At least a quarter of all listings in each of the 12 Oʻahu regions defined by the Honolulu Board of Realtors have experienced price drops. In half of the regions, more than 30% of the listings have had price adjustments, according to an analysis of multiple listing service data late last week provided by Kaufman.
The largest percentage of price drops is in Hawaiʻi Kai, where the median price of a single-family home declined 6% in July to $1.45 million. That’s a drop from $1.55 million, on half as many sales as a year ago. Of 61 active single-family home and condo listings on the market, 28 were listed for less than the original asking price. That’s almost half.
On the ʻEwa Plain, which includes ʻEwa Beach and Kapolei, prices dropped on 42% of single-family home and condo listings. And while the median price of a single-family home there last month actually rose 9% to $950,000, there were 27% fewer sales compared with July 2021.

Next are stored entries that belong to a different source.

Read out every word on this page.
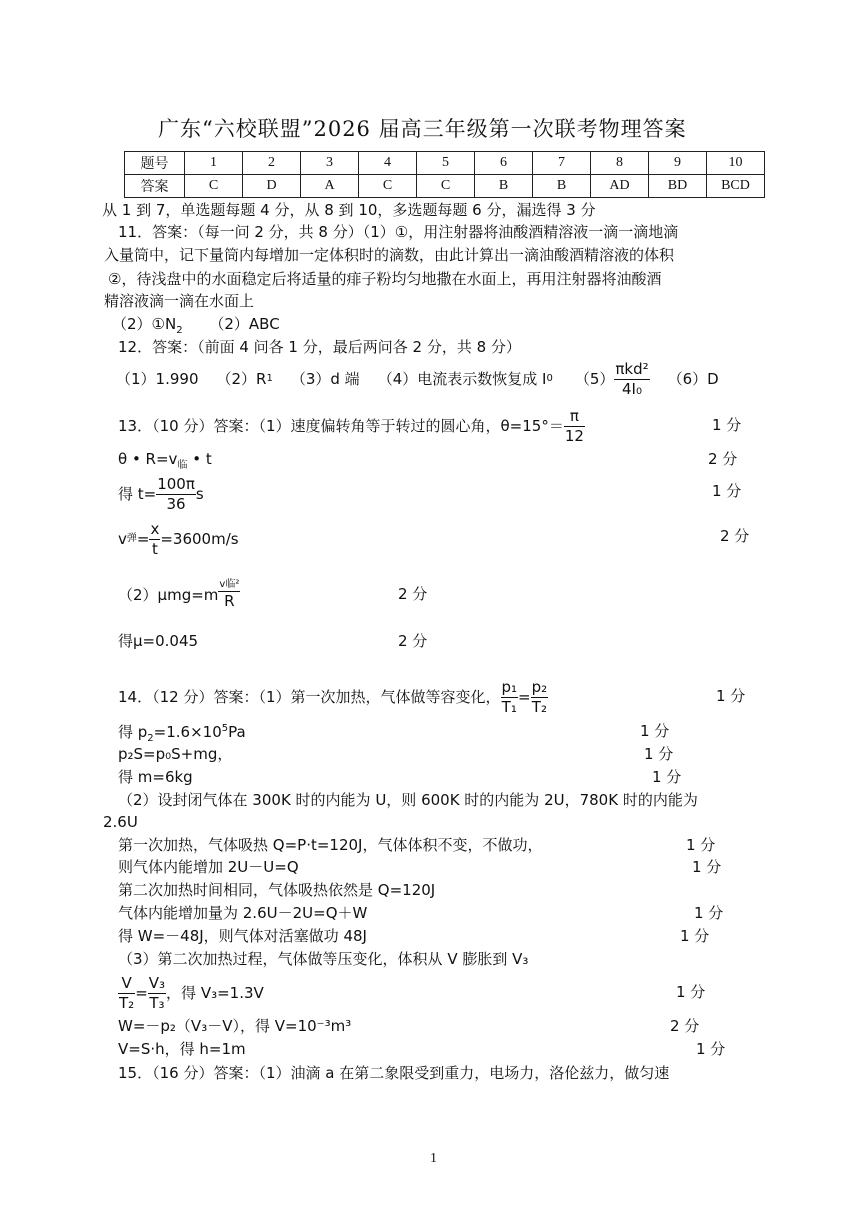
广东“六校联盟”2026 届高三年级第一次联考物理答案
题号	1	2	3	4	5	6	7	8	9	10
答案	C	D	A	C	C	B	B	AD	BD	BCD
从 1 到 7，单选题每题 4 分，从 8 到 10，多选题每题 6 分，漏选得 3 分
11．答案：（每一问 2 分，共 8 分）（1）①，用注射器将油酸酒精溶液一滴一滴地滴
入量筒中，记下量筒内每增加一定体积时的滴数，由此计算出一滴油酸酒精溶液的体积
②，待浅盘中的水面稳定后将适量的痱子粉均匀地撒在水面上，再用注射器将油酸酒
精溶液滴一滴在水面上
$(2)①N_2$ （2）ABC
12．答案：（前面 4 问各 1 分，最后两问各 2 分，共 8 分）
（1）1.990 （2）R 1 （3）d 端 （4）电流表示数恢复成 I 0 $(5) \frac{\text{πkd²}}{\text{4I₀}} (6)D$
13．（10 分）答案：（1）速度偏转角等于转过的圆心角，$\theta=15^\circ= \frac{\pi}{12}$	1 分
θ • $R=v_临$ • t	2 分
得 $t= \frac{100\pi}{36}$ s	1 分
v 弹 = $\frac{x}{t} =3600m/s$	2 分
$(2)\mu mg=m \frac{\text{v临²}}{R}$	2 分
得μ=0.045	2 分
14．（12 分）答案：（1）第一次加热，气体做等容变化， $\frac{\text{p₁}}{\text{T₁}} = \frac{\text{p₂}}{\text{T₂}}$	1 分
得 $p_2=1.6\times 10^5Pa$	1 分
p₂S=p₀S+mg，	1 分
得 m=6kg	1 分
（2）设封闭气体在 300K 时的内能为 U，则 600K 时的内能为 2U，780K 时的内能为
2.6U
第一次加热，气体吸热 Q=P·t=120J，气体体积不变，不做功，	1 分
则气体内能增加 2U－U=Q	1 分
第二次加热时间相同，气体吸热依然是 Q=120J
气体内能增加量为 2.6U－2U=Q＋W	1 分
得 W=－48J，则气体对活塞做功 48J	1 分
（3）第二次加热过程，气体做等压变化，体积从 V 膨胀到 V₃
$\frac{V}{\text{T₂}} = \frac{\text{V₃}}{\text{T₃}}$ ，得 V₃=1.3V	1 分
W=－p₂（V₃－V），得 V=10⁻³m³	2 分
V=S·h，得 h=1m	1 分
15．（16 分）答案：（1）油滴 a 在第二象限受到重力，电场力，洛伦兹力，做匀速
1
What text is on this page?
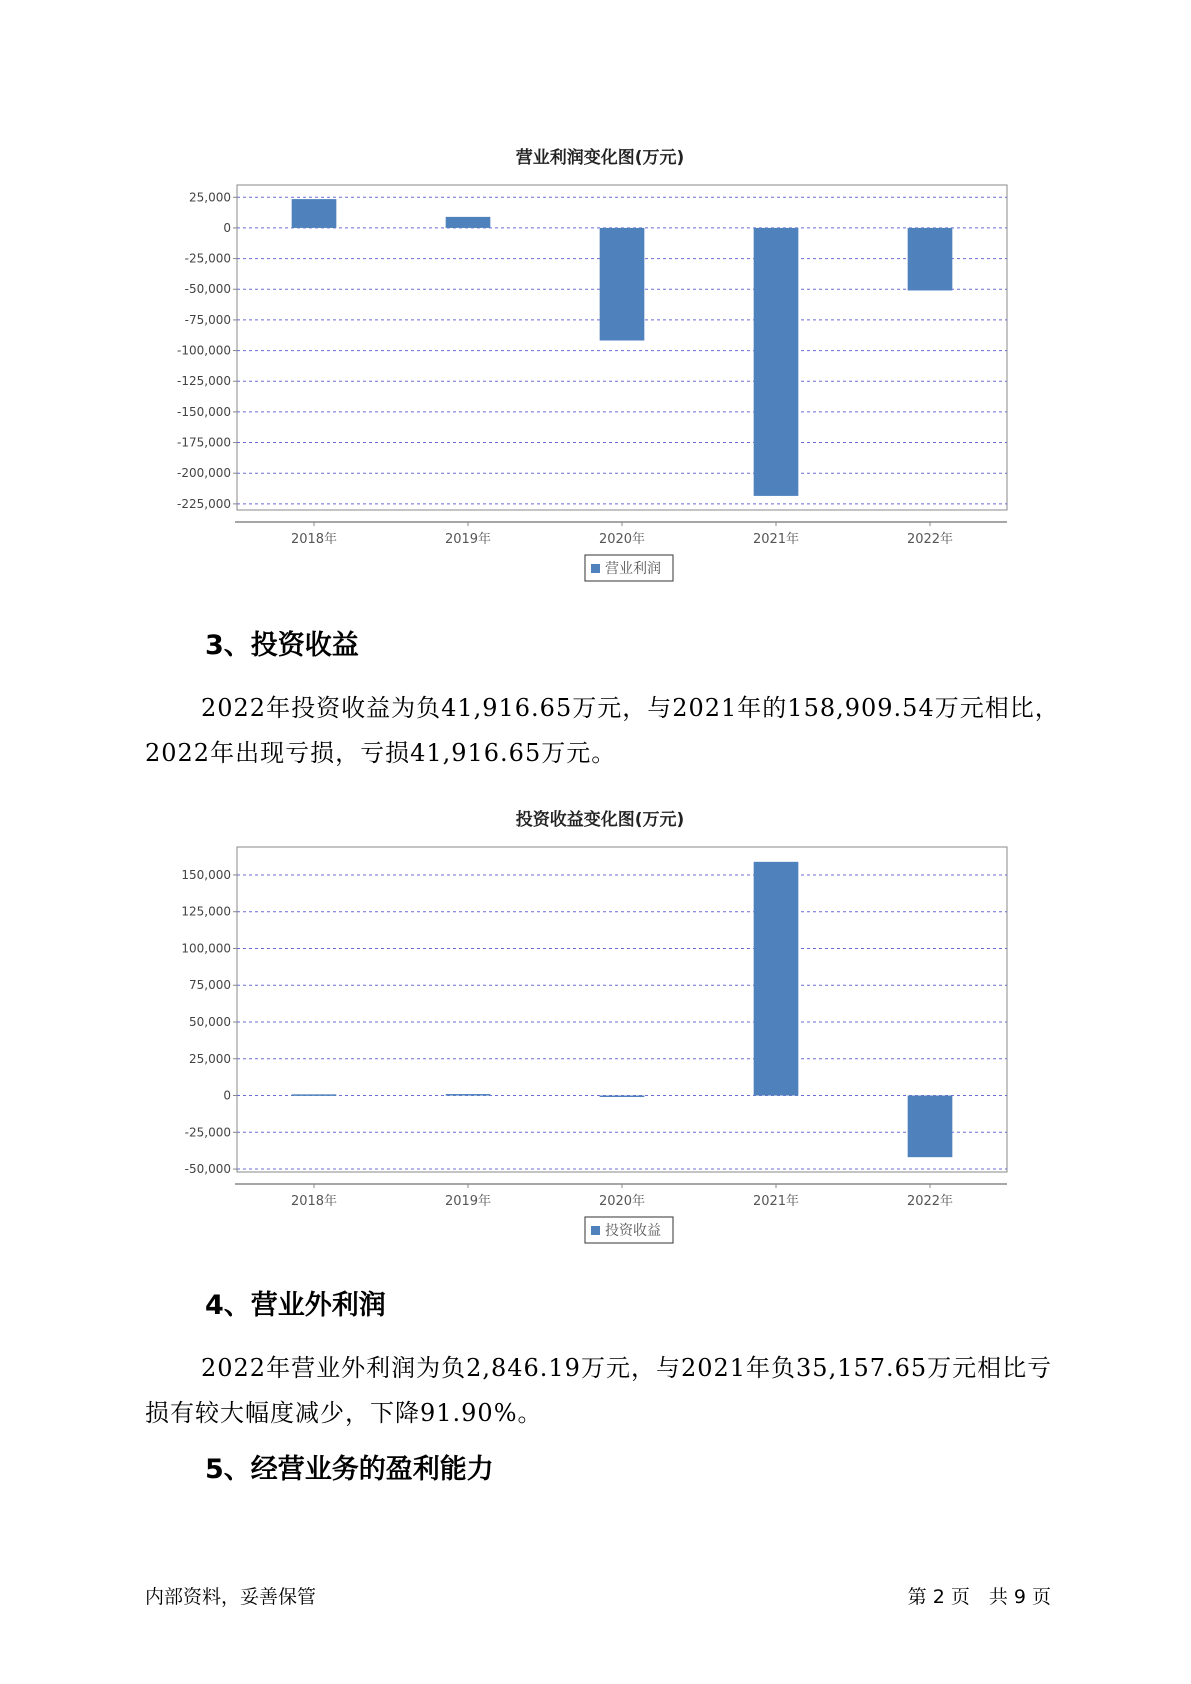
营业利润变化图(万元)
25,000
0
-25,000
-50,000
-75,000
-100,000
-125,000
-150,000
-175,000
-200,000
-225,000
2018年	2019年	2020年	2021年	2022年
营业利润
3、投资收益

2022年投资收益为负41,916.65万元，与2021年的158,909.54万元相比，2022年出现亏损，亏损41,916.65万元。

投资收益变化图(万元)
150,000
125,000
100,000
75,000
50,000
25,000
0
-25,000
-50,000
2018年	2019年	2020年	2021年	2022年
投资收益
4、营业外利润

2022年营业外利润为负2,846.19万元，与2021年负35,157.65万元相比亏损有较大幅度减少，下降91.90%。

5、经营业务的盈利能力
内部资料，妥善保管	第 2 页　共 9 页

Lower Prices for Luxury Homes
In Kailua, where the median single-family home price dropped to $1.6 million in July from $1.69 million last year, 23 of the 57 active single-family homes and condos listed, or 40%, had dropped in price. More than half of the reductions were for luxury properties with prices of more than $2 million. Overall single-family sales in Kailua during July were down 21%.
The regions where fewer than 30% of listings have dropped their prices include Pearl City, Leeward Oʻahu and Waipahu.
One positive Kaufman has seen from the cooling of prices is that appraisals are coming in without the problems created by rapidly rising prices over the past two years.
“Where we had more appraisal problems was when the prices started really rocketing up way above asking price, and then that was setting a new level of pricing and it seemed like every other appraisal was having a problem,” Kaufman says. “But right now, I don’t remember any appraisal problems in the last couple months.”